I finally got around to trying Dungeon Defenders, yet another tower-defence-style game, though I only really got through the tutorial map. Overall it seems decent enough, with my only real concern being that the first-person perspective and combat needed makes it really hard to watch your defences and evaluate how they’re actually performing, especially once the level becomes cluttered enough that you’re not really sure what effect it’s having on pathing.  I’d definitely spend more time on it though, and maybe get some co-op going.

And I Forgot To Study Too

After a weekend spent mainly in Guild Wars 2, I tried out Academagia today.  It’s essentially Harry Potter: The Realism Sim, where you create a student, choose their attributes and specialties, go to classes, meet friends, have various events happen to you, and so on.  Not in the interactive adventure sense though, but through a whole ton of text and menu options, like those dating sim/princess maker-type Japanese games.

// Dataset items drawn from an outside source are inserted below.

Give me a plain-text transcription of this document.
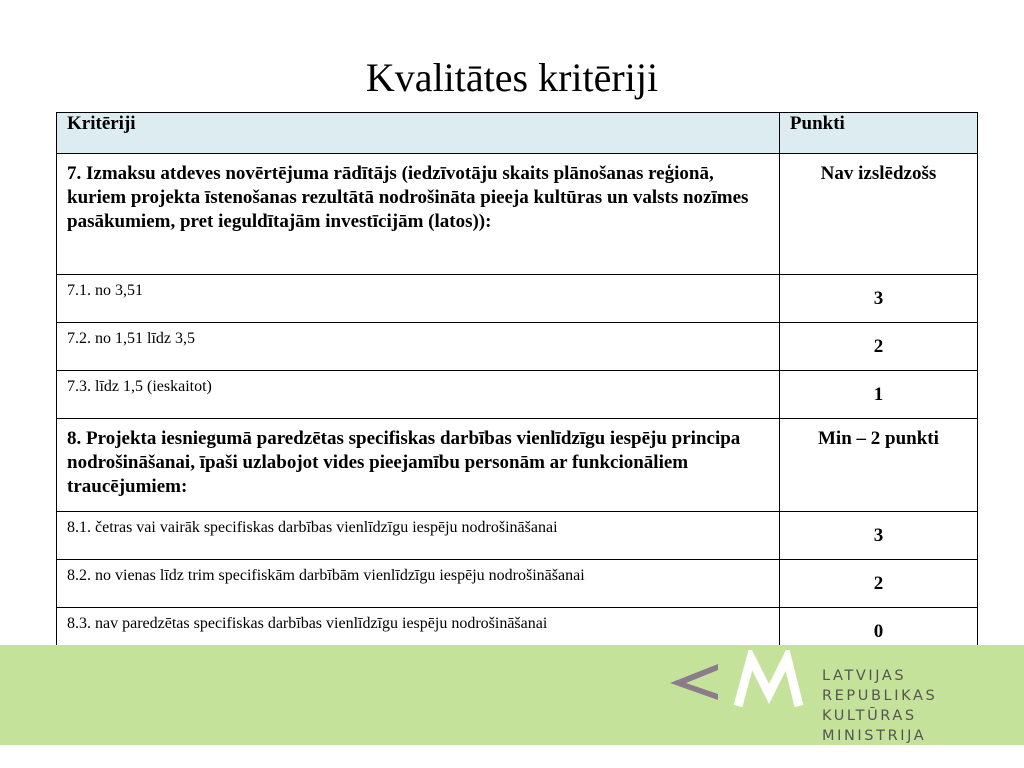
Kvalitātes kritēriji
Kritēriji	Punkti
7. Izmaksu atdeves novērtējuma rādītājs (iedzīvotāju skaits plānošanas reģionā, kuriem projekta īstenošanas rezultātā nodrošināta pieeja kultūras un valsts nozīmes pasākumiem, pret ieguldītajām investīcijām (latos)):	Nav izslēdzošs
7.1. no 3,51	3
7.2. no 1,51 līdz 3,5	2
7.3. līdz 1,5 (ieskaitot)	1
8. Projekta iesniegumā paredzētas specifiskas darbības vienlīdzīgu iespēju principa nodrošināšanai, īpaši uzlabojot vides pieejamību personām ar funkcionāliem traucējumiem:	Min – 2 punkti
8.1. četras vai vairāk specifiskas darbības vienlīdzīgu iespēju nodrošināšanai	3
8.2. no vienas līdz trim specifiskām darbībām vienlīdzīgu iespēju nodrošināšanai	2
8.3. nav paredzētas specifiskas darbības vienlīdzīgu iespēju nodrošināšanai	0
LATVIJAS REPUBLIKAS
KULTŪRAS MINISTRIJA
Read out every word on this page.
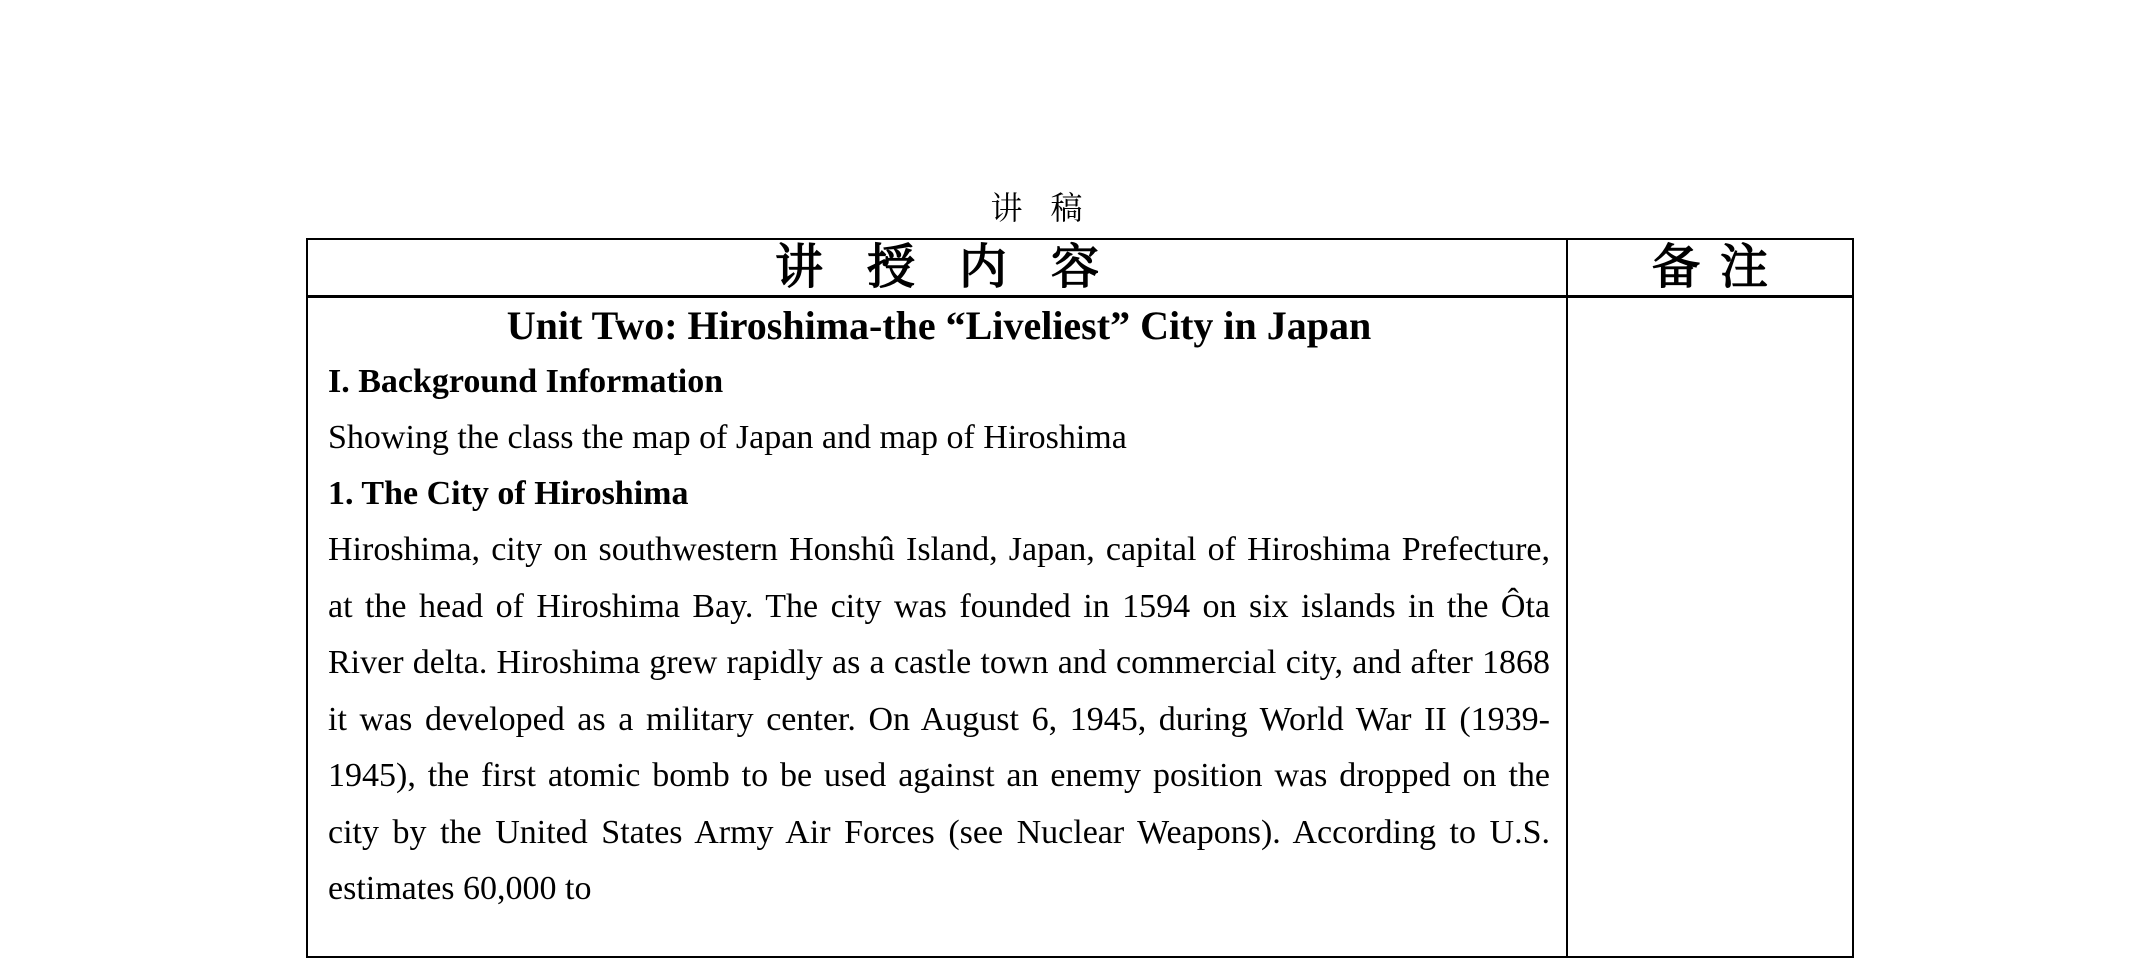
讲稿
讲授内容	备注

Unit Two: Hiroshima-the “Liveliest” City in Japan

I. Background Information

Showing the class the map of Japan and map of Hiroshima

1. The City of Hiroshima

Hiroshima, city on southwestern Honshû Island, Japan, capital of Hiroshima Prefecture, at the head of Hiroshima Bay. The city was founded in 1594 on six islands in the Ôta River delta. Hiroshima grew rapidly as a castle town and commercial city, and after 1868 it was developed as a military center. On August 6, 1945, during World War II (1939-1945), the first atomic bomb to be used against an enemy position was dropped on the city by the United States Army Air Forces (see Nuclear Weapons). According to U.S. estimates 60,000 to
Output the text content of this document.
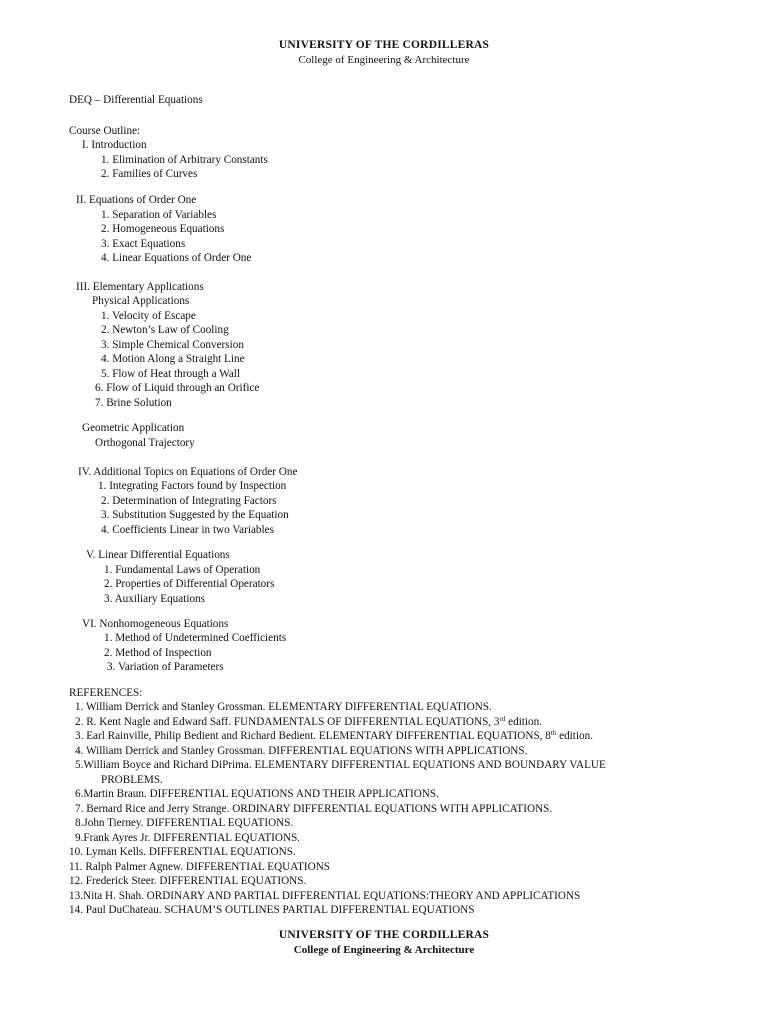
UNIVERSITY OF THE CORDILLERAS
College of Engineering & Architecture
DEQ – Differential Equations
Course Outline:
I. Introduction
1. Elimination of Arbitrary Constants
2. Families of Curves
II. Equations of Order One
1. Separation of Variables
2. Homogeneous Equations
3. Exact Equations
4. Linear Equations of Order One
III. Elementary Applications
Physical Applications
1. Velocity of Escape
2. Newton’s Law of Cooling
3. Simple Chemical Conversion
4. Motion Along a Straight Line
5. Flow of Heat through a Wall
6. Flow of Liquid through an Orifice
7. Brine Solution
Geometric Application
Orthogonal Trajectory
IV. Additional Topics on Equations of Order One
1. Integrating Factors found by Inspection
2. Determination of Integrating Factors
3. Substitution Suggested by the Equation
4. Coefficients Linear in two Variables
V. Linear Differential Equations
1. Fundamental Laws of Operation
2. Properties of Differential Operators
3. Auxiliary Equations
VI. Nonhomogeneous Equations
1. Method of Undetermined Coefficients
2. Method of Inspection
3. Variation of Parameters
REFERENCES:
1. William Derrick and Stanley Grossman. ELEMENTARY DIFFERENTIAL EQUATIONS.
2. R. Kent Nagle and Edward Saff. FUNDAMENTALS OF DIFFERENTIAL EQUATIONS, 3rd edition.
3. Earl Rainville, Philip Bedient and Richard Bedient. ELEMENTARY DIFFERENTIAL EQUATIONS, 8th edition.
4. William Derrick and Stanley Grossman. DIFFERENTIAL EQUATIONS WITH APPLICATIONS.
5.William Boyce and Richard DiPrima. ELEMENTARY DIFFERENTIAL EQUATIONS AND BOUNDARY VALUE
PROBLEMS.
6.Martin Braun. DIFFERENTIAL EQUATIONS AND THEIR APPLICATIONS.
7. Bernard Rice and Jerry Strange. ORDINARY DIFFERENTIAL EQUATIONS WITH APPLICATIONS.
8.John Tierney. DIFFERENTIAL EQUATIONS.
9.Frank Ayres Jr. DIFFERENTIAL EQUATIONS.
10. Lyman Kells. DIFFERENTIAL EQUATIONS.
11. Ralph Palmer Agnew. DIFFERENTIAL EQUATIONS
12. Frederick Steer. DIFFERENTIAL EQUATIONS.
13.Nita H. Shah. ORDINARY AND PARTIAL DIFFERENTIAL EQUATIONS:THEORY AND APPLICATIONS
14. Paul DuChateau. SCHAUM’S OUTLINES PARTIAL DIFFERENTIAL EQUATIONS
UNIVERSITY OF THE CORDILLERAS
College of Engineering & Architecture
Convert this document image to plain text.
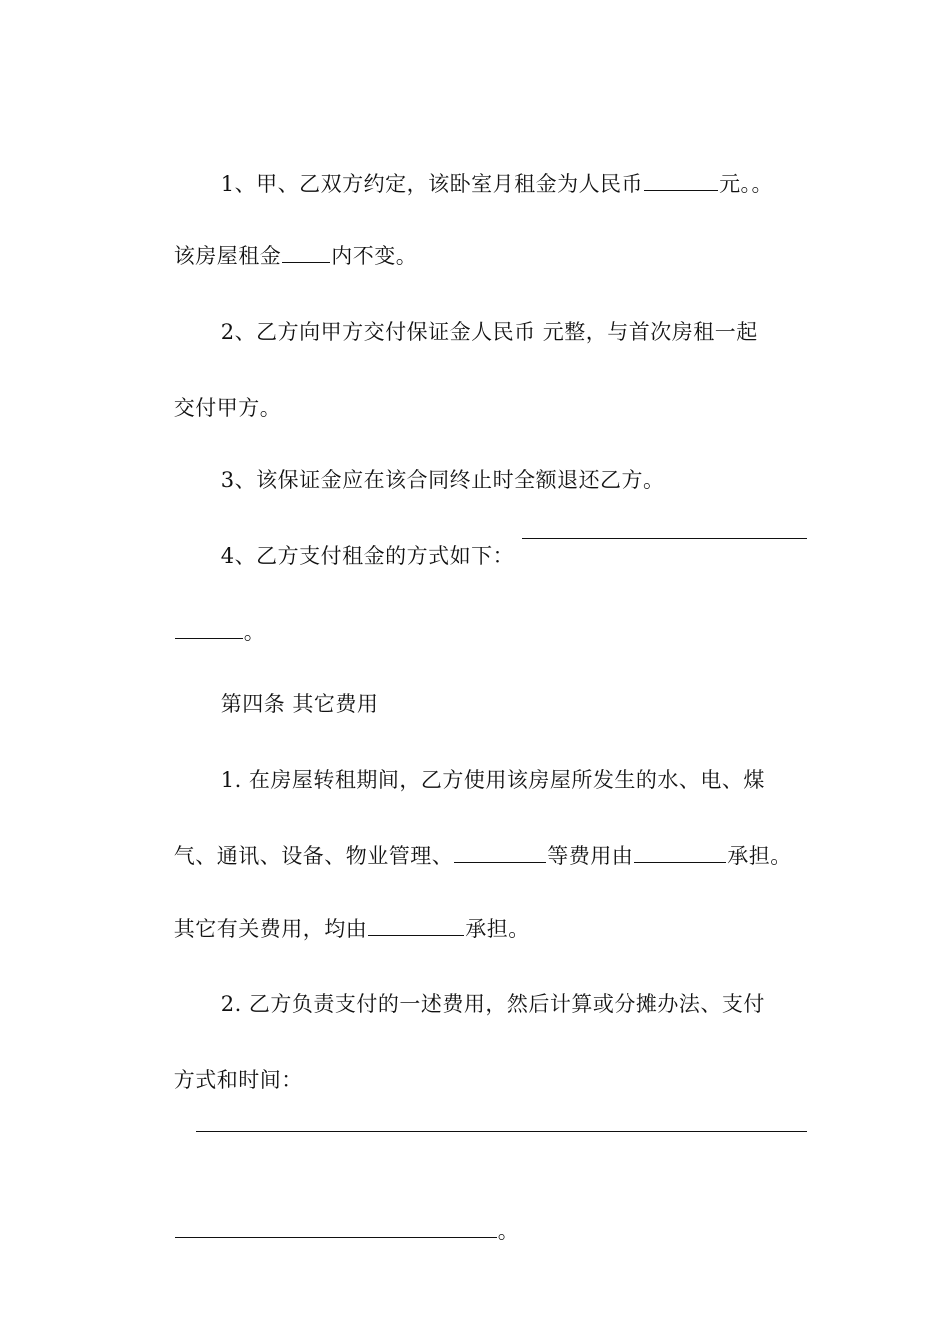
1、甲、乙双方约定，该卧室月租金为人民币	元。。

该房屋租金 内不变。

2、乙方向甲方交付保证金人民币 元整，与首次房租一起

交付甲方。

3、该保证金应在该合同终止时全额退还乙方。

4、乙方支付租金的方式如下：

。

第四条 其它费用

1. 在房屋转租期间，乙方使用该房屋所发生的水、电、煤

气、通讯、设备、物业管理、	等费用由	承担。

其它有关费用，均由	承担。

2. 乙方负责支付的一述费用，然后计算或分摊办法、支付

方式和时间：

。
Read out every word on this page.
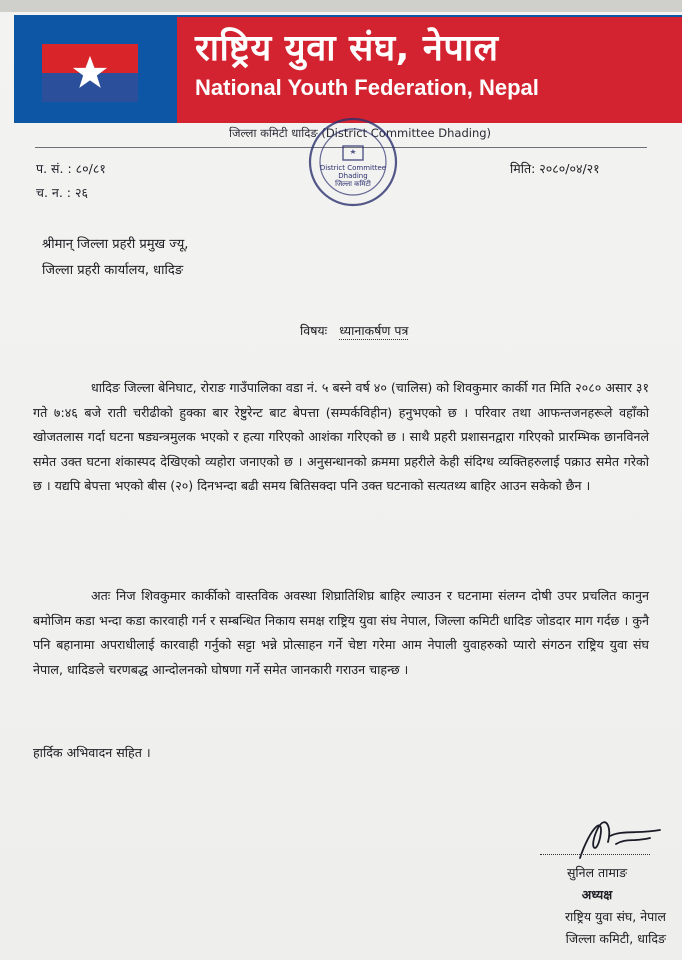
राष्ट्रिय युवा संघ, नेपाल
National Youth Federation, Nepal
जिल्ला कमिटी धादिङ (District Committee Dhading)
District Committee
Dhading
जिल्ला कमिटी
प. सं. : ८०/८१
च. न. : २६
मिति: २०८०/०४/२१
श्रीमान् जिल्ला प्रहरी प्रमुख ज्यू,
जिल्ला प्रहरी कार्यालय, धादिङ
विषयः ध्यानाकर्षण पत्र
धादिङ जिल्ला बेनिघाट, रोराङ गाउँपालिका वडा नं. ५ बस्ने वर्ष ४० (चालिस) को शिवकुमार कार्की गत मिति २०८० असार ३१ गते ७:४६ बजे राती चरीढीको हुक्का बार रेष्टुरेन्ट बाट बेपत्ता (सम्पर्कविहीन) हनुभएको छ । परिवार तथा आफन्तजनहरूले वहाँको खोजतलास गर्दा घटना षड्यन्त्रमुलक भएको र हत्या गरिएको आशंका गरिएको छ । साथै प्रहरी प्रशासनद्वारा गरिएको प्रारम्भिक छानविनले समेत उक्त घटना शंकास्पद देखिएको व्यहोरा जनाएको छ । अनुसन्धानको क्रममा प्रहरीले केही संदिग्ध व्यक्तिहरुलाई पक्राउ समेत गरेको छ । यद्यपि बेपत्ता भएको बीस (२०) दिनभन्दा बढी समय बितिसक्दा पनि उक्त घटनाको सत्यतथ्य बाहिर आउन सकेको छैन ।
अतः निज शिवकुमार कार्कीको वास्तविक अवस्था शिघ्रातिशिघ्र बाहिर ल्याउन र घटनामा संलग्न दोषी उपर प्रचलित कानुन बमोजिम कडा भन्दा कडा कारवाही गर्न र सम्बन्धित निकाय समक्ष राष्ट्रिय युवा संघ नेपाल, जिल्ला कमिटी धादिङ जोडदार माग गर्दछ । कुनै पनि बहानामा अपराधीलाई कारवाही गर्नुको सट्टा भन्ने प्रोत्साहन गर्ने चेष्टा गरेमा आम नेपाली युवाहरुको प्यारो संगठन राष्ट्रिय युवा संघ नेपाल, धादिङले चरणबद्ध आन्दोलनको घोषणा गर्ने समेत जानकारी गराउन चाहन्छ ।
हार्दिक अभिवादन सहित ।
सुनिल तामाङ
अध्यक्ष
राष्ट्रिय युवा संघ, नेपाल
जिल्ला कमिटी, धादिङ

It looks like there’s a fair bit of depth to it in terms of what you can develop and discover, but it’s not really grabbing my interest, so away it goes.

Mine Is Probably Pretty Dark, Yeah

Today’s new game is also a brand new…ish game, the just-released-a-couple-hours-ago PC port of Dark Souls.

It’s known mainly for being difficult, and oh yeah, it is.  The first boss took me four tries to beat, and that took a bit of luck.  Individual fights with regular monsters still have to be approached with care or they’ll knock half your health off.  You’re not just mowing through everything at breakneck speed, and upgrades are gradual.

It’s a refreshing change from the usual RPG type I play though, so I’ll certainly stick with it.  I did play a bit of the predecessor, Demons Souls, but never really gave it a proper chance.

Quite The Quandary

I wound up putting a fair bit of time into Quantum Conundrum today, almost completing one of the three wings, so it’s not going to be a terribly long game.

It’s common to compare it to Portal, as it’s the same kind of solve-a-puzzle-as-you-go-room-to-room, but with dimension shifting instead of portals.  One dimension makes things lighter, another one makes things heavier (and there are two others I hadn’t reached yet), and you might need to put items on a pressure plate and block a laser but you have to be careful about the order you do things in because the laser will destroy the item in the regular and light dimensions but you have to shift to the light one to move another item that would normally be too heavy, and fans will blow around items that are too light, etc.

The puzzles that require some thought are fairly interesting, but unfortunately there are some segments where you have to position items and then jump across on them, and the jump mechanics aren’t so good, making those segments a bit frustrating.  Overall though, I think it’s still good enough to come back and finish off at some point.

At Least It Isn’t Greensleeves

Yeah, I’ve been slacking a bit, going on vacation trips tends to derail whatever I’ve been working on at the time.  So, to get back into the swing of things, I checked out English Country Tune today.  I knew it was a puzzle game but wasn’t exactly sure what to expect, but it turns out to be basically an advanced version of those Sokoban-like games.  Push items around a block maze to meet a particular goal, except with twists like gravity making the items drop, 3D aspects to the maze, ‘whales’ that run away from you and have to be pushed off the board, and so on.

The keyboard controls are a bit wonky due to how the direction you go in suddenly changes in spots when you move to a different orientation, and it’s sometimes hard to see parts of the level to see where valid places to move might be, but it’s a fairly interesting and challenging puzzler.  I wouldn’t sit down and play nothing but it, but I could see knocking off a puzzle here and there.